Espetáculos com mais sessões e espetadores e menos receitas de bilheteira


 

Lusa/AO Online   Economia   23 de Dez de 2014, 12:03

Os espetáculos ao vivo em Portugal tiveram em 2013 um aumento de 6,6% nas sessões e de 1,7% nos espetadores, mas uma diminuição nas receitas de bilheteira de 8,5%, indica o Instituto Nacional de Estatística (INE).

 

De acordo com as estatísticas para a cultura hoje publicadas, no ano passado registaram-se 29.385 sessões de espetáculos ao vivo, 8,9 milhões de espetadores, e receitas de 60 milhões de euros, menos 8,5% do que em 2012.

Dos 8,9 milhões de espetadores dos espetáculos ao vivo em Portugal menos de metade pagou bilhete (3,8 milhões).

Ainda segundo o INE, face ao ano anterior verificou-se também um acréscimo no número de bilhetes vendidos (9,7%), mas uma diminuição no preço médio por bilhete, de 19 euros para 15,9 euros.

De todas as modalidades de espetáculos, o teatro continuou a apresentar maior número de sessões (42% do total), mas foram as modalidades de música que registaram mais espetadores (4,3 milhões) e receitas de bilheteira (41,3 milhões de euros), a que correspondeu um preço médio por bilhete de 22,4 euros.

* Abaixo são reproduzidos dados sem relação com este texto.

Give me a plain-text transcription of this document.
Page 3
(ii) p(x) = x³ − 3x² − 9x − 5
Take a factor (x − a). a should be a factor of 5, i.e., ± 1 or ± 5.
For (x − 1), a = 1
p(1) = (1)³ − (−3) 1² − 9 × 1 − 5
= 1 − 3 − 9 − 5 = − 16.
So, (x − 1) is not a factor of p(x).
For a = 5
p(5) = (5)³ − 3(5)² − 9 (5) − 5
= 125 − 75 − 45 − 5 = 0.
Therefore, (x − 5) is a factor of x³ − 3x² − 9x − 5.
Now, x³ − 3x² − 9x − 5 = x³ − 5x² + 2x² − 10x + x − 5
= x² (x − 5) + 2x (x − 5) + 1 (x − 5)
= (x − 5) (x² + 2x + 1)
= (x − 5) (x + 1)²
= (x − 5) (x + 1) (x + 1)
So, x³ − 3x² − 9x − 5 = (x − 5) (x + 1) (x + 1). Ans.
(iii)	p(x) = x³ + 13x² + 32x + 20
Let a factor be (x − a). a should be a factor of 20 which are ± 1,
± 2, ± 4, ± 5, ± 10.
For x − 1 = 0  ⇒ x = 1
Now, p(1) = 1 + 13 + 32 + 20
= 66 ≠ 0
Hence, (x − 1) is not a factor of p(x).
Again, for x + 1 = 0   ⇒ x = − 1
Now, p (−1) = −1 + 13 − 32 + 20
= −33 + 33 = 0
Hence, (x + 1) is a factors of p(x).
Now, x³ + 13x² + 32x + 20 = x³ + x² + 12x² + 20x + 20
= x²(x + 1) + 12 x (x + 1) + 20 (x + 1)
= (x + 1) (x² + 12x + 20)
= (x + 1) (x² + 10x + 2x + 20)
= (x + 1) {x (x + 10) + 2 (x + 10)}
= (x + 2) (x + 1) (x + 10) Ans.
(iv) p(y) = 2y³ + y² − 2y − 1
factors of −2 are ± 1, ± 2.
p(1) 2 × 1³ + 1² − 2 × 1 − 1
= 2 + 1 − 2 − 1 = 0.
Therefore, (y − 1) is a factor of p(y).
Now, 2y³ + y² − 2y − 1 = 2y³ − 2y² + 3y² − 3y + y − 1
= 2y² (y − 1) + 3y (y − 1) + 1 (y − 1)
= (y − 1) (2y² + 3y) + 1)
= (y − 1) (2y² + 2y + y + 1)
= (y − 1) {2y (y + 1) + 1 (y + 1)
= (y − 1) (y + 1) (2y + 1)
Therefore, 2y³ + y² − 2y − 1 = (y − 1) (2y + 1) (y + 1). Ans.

O INE aponta ainda que das modalidades de música continuaram a destacar-se os concertos de música rock/pop, aos quais assistiram 1,8 milhões de espetadores, gerando receitas de bilheteira no valor de 26,4 milhões de euros (menos 31,6% face ao ano anterior).

Este valor continua ainda a representar quase metade (44%) do total das receitas de todas as modalidades de espetáculo analisadas pelo INE.

Relativamente aos espetadores, seguem-se as modalidades multidisciplinares (963,6 mil), outro estilo de música (864,4 mil) e a música popular e tradicional portuguesa (683 mil).

As modalidades de espetáculo com menor número de espetadores foram a ópera (70,9 mil), recitais de coros (87,2 mil) e o jazz/blues (147 mil).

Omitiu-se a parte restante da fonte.